Security research and products giant Kaspersky Lab have been presented a new patent on a technology which will unveil destructive files trying to hide with unique re-packing methods.
Kaspersky Labs has provided the example of Adobe Flash Player exploit, where harmful files strategize detection by security products by re-packing by destructive file or inserting “trash” instructions into them.
The exploits were re-packed for every different user in some case, and that means victim would be hit with a different detective file. It results the process of detection by traditional methods suffer immensely. To detect such malware quickly, A patented technology was developed.

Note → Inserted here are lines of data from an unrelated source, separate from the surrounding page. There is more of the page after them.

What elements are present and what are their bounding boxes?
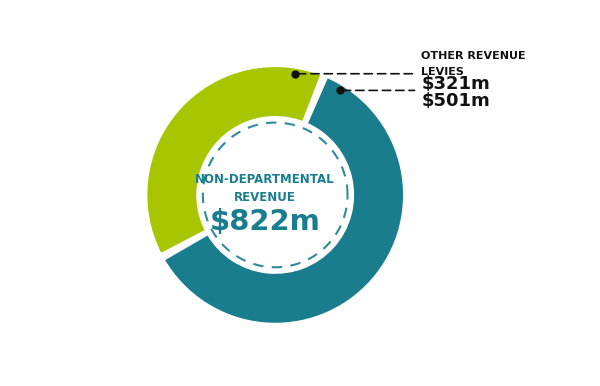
Wedge shape: [146, 66, 322, 255]
Text: OTHER REVENUE: OTHER REVENUE: [421, 51, 526, 61]
Text: LEVIES: LEVIES: [421, 68, 464, 78]
Text: $822m: $822m: [209, 208, 320, 236]
Text: NON-DEPARTMENTAL: NON-DEPARTMENTAL: [195, 173, 335, 186]
Text: $321m: $321m: [421, 75, 490, 93]
Text: REVENUE: REVENUE: [234, 191, 296, 204]
Text: $501m: $501m: [421, 92, 490, 110]
Wedge shape: [163, 76, 404, 324]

The patented technology at this stage, focus mainly on the detection of malicious files created by ActionScript frameworks and.Net
“This kind of hash-sum is referring not only to a certain file, but a group of files is very useful because it can be easily integrated into automatic detection systems and allows detection of numerous objects with a single record. In the long term, such hash-sums can be created for other types of malicious files that use virtual stack machines.” Said Alexander Liskin, co-author of this technology and Heuristic Detection Group Manager at Kaspersky Lab.
“It is worth mentioning that applying these hash-sums has achieved significant results in the field of detection of SWF exploits, which are the most popular type at the moment. Due to the implementation of such a technology service for SWF exploits, auto-detecting has also been put into operation.” Said Anton Ivanov, co-author of this technology and Senior Malware Analyst at Kaspersky Lab.